Just for comparison purposes, here's an example of the latter with #partition:

``````[7, 6, 5, 4, 3, 2, 1].partition(&:prime?).flat_map(&:sort)
#=> [2, 3, 5, 7, 1, 4, 6]
``````

#### Updated by sawa (Tsuyoshi Sawada)over 6 years ago

As another example, let us consider displaying items in an issue tracker. There is an array `items` of items, each of `Issue` class. `Issue` class has attributes `done` (`true`/`false`), `id` (`Integer`), `subject` (`String`), `time` (`DateTime`). Let us assume that the items are to be displayed as a table in an order specified by the user input. In one occasion, the sorting code can be written as:

``````items.sort_by{|item| [item.time, item.done, item.subject, item.id]}
``````

#### Updated by duerst (Martin Dürst)over 6 years ago

Please do not confuse this with the common proposal to map booleans to integers, particularly `true.to_i # => 1` and `false.to_i # => 0`. That is arbitrary, and does not make sense.

In absolute terms, it is arbitrary. But it's the most widely used mapping, and therefore would make much more sense than any other mapping.

In fact, my proposal goes against such proposal (under the proposal to map booleans, `true.to_i <=> false.to_i` translates to `1 <=> 0 # => 1`, which goes against my proposal `true <=> false # => 01`).

As far as I can remember, it's customary to define true being greater than false. I think this can be explained by the fact that true (something) is easily considered greater than false (nothing).

I think it's worth to check other programming languages. In Python, for example:

``````>>> True > False
True
``````

Your specific example can still easily be written as:

``````[7, 6, 5, 4, 3, 2, 1].sort_by{|e| [not Prime.prime?(e), e]} # => [2, 3, 5, 7, 1, 4, 6]
``````

#### Updated by sawa (Tsuyoshi Sawada)over 6 years ago

Martin Dürst wrote:

Please do not confuse this with the common proposal to map booleans to integers, particularly `true.to_i # => 1` and `false.to_i # => 0`. That is arbitrary, and does not make sense.
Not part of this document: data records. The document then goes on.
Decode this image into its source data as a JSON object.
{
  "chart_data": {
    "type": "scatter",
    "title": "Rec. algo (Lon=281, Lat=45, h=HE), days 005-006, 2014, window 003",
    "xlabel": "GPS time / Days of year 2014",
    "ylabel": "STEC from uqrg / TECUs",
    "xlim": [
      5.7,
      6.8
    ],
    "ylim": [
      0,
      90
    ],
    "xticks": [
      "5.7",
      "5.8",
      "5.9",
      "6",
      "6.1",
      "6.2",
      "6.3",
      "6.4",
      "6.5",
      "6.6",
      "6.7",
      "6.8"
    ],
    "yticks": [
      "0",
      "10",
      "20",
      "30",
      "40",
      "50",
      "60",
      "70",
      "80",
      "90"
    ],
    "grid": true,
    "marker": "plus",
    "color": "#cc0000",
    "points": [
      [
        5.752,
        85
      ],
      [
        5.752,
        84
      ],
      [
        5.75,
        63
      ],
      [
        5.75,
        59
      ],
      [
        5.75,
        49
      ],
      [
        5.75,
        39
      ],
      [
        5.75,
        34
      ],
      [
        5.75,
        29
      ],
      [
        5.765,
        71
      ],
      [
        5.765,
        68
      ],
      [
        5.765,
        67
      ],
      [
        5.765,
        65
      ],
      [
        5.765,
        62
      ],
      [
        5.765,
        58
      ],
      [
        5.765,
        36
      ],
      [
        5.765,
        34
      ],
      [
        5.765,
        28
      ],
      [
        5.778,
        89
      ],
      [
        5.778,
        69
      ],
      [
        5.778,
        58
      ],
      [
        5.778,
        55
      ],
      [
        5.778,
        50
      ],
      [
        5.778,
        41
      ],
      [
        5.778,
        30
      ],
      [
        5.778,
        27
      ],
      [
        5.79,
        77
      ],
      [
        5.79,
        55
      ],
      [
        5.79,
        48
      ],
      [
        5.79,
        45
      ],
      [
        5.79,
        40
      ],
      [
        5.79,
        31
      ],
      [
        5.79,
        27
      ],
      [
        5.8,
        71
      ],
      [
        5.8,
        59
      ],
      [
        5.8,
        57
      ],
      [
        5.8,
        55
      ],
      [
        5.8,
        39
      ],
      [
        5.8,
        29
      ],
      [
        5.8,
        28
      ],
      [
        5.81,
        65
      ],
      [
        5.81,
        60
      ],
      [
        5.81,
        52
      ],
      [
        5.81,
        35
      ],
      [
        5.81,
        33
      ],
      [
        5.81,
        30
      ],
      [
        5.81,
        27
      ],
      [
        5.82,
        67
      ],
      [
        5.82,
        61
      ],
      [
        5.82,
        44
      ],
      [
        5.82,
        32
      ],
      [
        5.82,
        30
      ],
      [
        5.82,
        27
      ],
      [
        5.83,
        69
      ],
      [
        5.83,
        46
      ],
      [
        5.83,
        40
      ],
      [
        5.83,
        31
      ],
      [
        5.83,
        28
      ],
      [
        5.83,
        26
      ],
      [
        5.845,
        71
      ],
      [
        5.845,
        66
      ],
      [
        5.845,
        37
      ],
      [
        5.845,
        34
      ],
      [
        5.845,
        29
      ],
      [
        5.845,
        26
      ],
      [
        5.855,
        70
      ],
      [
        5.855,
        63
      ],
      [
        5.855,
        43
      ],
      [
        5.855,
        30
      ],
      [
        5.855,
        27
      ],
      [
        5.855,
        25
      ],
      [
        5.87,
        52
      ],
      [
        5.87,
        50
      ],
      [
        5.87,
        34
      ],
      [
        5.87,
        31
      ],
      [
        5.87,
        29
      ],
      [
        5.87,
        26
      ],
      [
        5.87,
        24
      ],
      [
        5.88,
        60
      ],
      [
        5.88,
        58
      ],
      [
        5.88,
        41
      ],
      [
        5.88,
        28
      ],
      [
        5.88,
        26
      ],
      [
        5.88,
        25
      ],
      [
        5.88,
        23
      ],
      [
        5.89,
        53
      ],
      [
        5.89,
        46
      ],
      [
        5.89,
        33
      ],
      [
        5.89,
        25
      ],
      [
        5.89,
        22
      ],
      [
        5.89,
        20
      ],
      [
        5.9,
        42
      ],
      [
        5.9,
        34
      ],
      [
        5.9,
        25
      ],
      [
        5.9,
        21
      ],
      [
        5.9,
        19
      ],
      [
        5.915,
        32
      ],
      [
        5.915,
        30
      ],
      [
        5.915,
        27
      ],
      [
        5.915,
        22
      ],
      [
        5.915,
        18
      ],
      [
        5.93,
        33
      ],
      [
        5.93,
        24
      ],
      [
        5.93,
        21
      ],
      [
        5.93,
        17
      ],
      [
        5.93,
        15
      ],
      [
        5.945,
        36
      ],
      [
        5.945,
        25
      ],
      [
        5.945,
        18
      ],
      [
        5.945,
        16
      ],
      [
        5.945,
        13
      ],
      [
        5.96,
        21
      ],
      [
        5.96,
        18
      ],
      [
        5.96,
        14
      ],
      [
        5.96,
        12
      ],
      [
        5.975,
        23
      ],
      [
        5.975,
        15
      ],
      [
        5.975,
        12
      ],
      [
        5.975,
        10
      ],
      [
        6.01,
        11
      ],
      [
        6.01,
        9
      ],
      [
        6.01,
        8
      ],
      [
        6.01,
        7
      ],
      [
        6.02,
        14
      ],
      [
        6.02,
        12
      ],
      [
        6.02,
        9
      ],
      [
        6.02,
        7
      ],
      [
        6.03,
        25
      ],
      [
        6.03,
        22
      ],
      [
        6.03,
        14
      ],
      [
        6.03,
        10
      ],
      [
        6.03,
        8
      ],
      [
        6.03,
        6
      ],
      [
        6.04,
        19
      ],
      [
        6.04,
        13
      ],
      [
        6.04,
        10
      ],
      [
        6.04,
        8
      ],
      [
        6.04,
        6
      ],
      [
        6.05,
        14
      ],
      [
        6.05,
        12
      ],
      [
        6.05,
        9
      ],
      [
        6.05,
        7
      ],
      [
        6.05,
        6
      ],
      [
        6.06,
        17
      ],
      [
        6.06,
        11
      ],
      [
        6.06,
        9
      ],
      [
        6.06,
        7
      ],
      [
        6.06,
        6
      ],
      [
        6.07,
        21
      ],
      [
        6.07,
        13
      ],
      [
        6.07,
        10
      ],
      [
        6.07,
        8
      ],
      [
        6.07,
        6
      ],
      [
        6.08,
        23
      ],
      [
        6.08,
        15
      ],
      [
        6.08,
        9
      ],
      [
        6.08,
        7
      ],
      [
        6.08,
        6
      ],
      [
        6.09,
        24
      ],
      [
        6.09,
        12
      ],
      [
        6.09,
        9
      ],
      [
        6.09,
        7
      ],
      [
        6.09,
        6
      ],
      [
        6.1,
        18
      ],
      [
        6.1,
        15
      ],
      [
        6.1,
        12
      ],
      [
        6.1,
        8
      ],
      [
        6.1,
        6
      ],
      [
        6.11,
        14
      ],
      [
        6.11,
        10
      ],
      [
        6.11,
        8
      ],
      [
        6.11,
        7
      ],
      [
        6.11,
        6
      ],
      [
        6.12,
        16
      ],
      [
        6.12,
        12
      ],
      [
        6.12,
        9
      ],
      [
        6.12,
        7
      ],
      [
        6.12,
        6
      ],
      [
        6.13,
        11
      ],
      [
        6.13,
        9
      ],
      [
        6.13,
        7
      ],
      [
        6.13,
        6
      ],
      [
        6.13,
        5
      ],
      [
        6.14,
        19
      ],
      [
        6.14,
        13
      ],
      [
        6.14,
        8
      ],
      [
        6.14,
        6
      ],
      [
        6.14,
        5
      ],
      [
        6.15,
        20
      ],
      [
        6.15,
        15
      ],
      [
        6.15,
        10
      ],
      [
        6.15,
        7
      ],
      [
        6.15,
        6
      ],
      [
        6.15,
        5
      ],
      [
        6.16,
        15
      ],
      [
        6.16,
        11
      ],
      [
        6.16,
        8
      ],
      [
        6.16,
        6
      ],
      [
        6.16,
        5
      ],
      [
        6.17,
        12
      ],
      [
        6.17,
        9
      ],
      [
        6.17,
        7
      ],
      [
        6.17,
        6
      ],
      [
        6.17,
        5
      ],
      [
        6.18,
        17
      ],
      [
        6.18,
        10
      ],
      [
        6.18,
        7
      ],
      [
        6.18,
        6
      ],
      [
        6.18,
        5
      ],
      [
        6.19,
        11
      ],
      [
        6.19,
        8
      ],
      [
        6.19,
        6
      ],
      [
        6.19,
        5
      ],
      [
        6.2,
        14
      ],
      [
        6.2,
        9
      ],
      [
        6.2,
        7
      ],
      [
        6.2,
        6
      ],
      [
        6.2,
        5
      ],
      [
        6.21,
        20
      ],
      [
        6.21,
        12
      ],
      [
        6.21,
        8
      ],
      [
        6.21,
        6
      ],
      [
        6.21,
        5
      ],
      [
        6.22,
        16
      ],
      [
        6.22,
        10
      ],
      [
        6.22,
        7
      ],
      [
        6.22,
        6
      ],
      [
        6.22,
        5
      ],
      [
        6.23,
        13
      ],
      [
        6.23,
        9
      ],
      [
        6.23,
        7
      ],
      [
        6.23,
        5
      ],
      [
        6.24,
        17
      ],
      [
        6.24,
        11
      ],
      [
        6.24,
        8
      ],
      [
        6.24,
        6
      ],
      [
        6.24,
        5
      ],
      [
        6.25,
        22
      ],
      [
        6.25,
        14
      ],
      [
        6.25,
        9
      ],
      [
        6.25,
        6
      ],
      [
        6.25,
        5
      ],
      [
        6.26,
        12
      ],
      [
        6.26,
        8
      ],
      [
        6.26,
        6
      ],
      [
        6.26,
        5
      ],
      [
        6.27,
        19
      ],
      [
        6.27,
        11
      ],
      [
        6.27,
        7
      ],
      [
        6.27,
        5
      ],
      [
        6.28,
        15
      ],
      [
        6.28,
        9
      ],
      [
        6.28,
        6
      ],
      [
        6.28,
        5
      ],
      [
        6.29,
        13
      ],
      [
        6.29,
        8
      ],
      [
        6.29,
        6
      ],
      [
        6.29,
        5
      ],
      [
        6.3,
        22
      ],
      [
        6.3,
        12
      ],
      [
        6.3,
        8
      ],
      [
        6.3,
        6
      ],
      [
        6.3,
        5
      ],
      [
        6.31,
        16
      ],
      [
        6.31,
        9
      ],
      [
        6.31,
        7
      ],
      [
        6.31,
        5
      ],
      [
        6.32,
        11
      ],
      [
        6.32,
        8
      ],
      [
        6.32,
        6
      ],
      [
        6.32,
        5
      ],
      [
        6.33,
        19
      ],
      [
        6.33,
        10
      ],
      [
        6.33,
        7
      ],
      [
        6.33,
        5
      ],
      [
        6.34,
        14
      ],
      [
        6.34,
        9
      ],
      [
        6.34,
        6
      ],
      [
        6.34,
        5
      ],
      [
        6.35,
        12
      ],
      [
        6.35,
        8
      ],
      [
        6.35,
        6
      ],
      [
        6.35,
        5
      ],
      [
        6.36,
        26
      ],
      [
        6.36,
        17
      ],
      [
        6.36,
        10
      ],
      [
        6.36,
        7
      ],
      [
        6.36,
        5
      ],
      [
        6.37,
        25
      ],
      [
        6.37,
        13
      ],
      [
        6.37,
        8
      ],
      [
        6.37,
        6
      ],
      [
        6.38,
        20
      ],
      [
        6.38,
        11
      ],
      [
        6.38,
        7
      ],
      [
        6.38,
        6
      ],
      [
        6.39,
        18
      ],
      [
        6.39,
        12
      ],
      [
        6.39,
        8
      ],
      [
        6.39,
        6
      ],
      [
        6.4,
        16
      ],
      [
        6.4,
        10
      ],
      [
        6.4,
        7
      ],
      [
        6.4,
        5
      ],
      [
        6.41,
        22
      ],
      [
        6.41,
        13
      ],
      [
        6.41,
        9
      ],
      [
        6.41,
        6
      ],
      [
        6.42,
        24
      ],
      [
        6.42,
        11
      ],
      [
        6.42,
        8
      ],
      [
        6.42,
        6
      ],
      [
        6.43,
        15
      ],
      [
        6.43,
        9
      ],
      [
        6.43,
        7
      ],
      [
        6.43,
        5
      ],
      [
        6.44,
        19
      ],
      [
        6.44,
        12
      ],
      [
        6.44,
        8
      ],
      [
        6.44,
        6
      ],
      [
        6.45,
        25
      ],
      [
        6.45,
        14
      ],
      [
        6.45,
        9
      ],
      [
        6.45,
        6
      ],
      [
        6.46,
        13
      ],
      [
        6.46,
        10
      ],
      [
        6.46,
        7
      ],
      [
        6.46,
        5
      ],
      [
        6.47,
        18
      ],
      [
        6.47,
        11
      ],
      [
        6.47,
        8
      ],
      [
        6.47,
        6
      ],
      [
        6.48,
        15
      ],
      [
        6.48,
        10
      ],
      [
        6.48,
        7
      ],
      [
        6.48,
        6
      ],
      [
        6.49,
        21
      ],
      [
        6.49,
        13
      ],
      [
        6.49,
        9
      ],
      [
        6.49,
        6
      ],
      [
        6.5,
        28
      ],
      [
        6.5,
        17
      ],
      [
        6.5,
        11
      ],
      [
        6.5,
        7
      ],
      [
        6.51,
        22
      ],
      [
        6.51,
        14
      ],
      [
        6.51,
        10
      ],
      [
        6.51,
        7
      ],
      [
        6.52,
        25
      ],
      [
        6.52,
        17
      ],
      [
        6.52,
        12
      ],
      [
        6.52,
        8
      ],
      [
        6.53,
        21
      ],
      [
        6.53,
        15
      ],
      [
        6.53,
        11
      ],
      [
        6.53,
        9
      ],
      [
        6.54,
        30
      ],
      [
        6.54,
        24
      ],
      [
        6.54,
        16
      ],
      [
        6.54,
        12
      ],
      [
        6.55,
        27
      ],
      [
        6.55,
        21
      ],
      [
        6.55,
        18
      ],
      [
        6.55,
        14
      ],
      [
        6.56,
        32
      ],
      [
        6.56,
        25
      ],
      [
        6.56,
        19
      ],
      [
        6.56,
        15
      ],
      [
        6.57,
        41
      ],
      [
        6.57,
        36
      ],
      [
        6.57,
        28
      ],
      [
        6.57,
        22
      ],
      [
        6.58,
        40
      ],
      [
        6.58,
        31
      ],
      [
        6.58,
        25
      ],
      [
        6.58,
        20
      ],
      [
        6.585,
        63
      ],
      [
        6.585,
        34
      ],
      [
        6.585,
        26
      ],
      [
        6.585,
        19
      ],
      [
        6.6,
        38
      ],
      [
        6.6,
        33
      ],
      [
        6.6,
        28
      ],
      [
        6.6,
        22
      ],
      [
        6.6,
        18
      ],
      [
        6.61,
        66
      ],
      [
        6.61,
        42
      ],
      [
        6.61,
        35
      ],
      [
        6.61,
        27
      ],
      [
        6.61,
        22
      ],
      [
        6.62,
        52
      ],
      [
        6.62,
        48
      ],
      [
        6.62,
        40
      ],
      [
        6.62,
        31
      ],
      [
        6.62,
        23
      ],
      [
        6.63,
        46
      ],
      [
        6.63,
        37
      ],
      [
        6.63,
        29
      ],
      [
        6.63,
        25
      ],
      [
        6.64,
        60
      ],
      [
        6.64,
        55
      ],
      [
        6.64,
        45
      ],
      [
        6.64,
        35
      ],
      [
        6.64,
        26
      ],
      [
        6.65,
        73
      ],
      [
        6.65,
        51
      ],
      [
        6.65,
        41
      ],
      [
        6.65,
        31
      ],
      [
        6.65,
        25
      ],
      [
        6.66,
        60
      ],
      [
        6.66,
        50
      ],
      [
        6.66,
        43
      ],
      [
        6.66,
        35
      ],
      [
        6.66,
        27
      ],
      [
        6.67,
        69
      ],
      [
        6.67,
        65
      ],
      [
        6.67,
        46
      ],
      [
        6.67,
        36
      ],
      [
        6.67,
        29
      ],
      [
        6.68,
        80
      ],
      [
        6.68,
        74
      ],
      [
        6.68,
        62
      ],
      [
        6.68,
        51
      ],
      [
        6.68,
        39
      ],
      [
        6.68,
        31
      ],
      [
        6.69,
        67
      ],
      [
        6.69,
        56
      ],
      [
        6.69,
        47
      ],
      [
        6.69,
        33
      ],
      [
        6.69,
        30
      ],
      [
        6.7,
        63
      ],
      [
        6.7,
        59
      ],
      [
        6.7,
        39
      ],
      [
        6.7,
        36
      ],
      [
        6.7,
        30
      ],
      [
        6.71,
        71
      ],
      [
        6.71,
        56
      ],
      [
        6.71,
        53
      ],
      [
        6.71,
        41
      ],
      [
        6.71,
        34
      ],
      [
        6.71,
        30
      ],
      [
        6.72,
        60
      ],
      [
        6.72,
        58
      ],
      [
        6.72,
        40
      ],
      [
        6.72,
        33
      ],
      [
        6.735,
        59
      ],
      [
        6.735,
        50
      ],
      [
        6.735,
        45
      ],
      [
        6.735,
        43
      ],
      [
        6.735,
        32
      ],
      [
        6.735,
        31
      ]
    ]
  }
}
In absolute terms, it is arbitrary. But it's the most widely used mapping, and therefore would make much more sense than any other mapping.

I agree that it is the most common mapping, but I would say that that is an implementation detail (bit level). From the perspective of OOP, a user should be using `true`/`false` when they want to express logic, and not `1`/`0`.

As far as I can remember, it's customary to define true being greater than false. I think this can be explained by the fact that true (something) is easily considered greater than false (nothing).

That way of thinking is also arbitrary, I think. If you think of a birth of something, it goes from non-existence to existence, but if you think of the death/disappearance of something, it goes from existence to non-existence. Other than that, perhaps you are assuming the mapping `true` => `1` and `false` => `0`, further interpreting the numbers as cardinality. But as I wrote above, I think the mapping itself is insignificant, and should not be considered at the level of OOP.

I think it's worth to check other programming languages. In Python, for example:

``````>>> True > False
True
``````

I think this comes from the mapping in mind, which I am claiming against.

Your specific example can still easily be written as:

``````[7, 6, 5, 4, 3, 2, 1].sort_by{|e| [not Prime.prime?(e), e]} # => [2, 3, 5, 7, 1, 4, 6]
``````

Yes, that is one important point. Whichever way the comparison is defined, you should be able to reverse it by applying negation on it.

As others have shown, with my proposed order, we can get results similar to what other methods like `partition` do. If the order is decided the other way around, it would be confusing.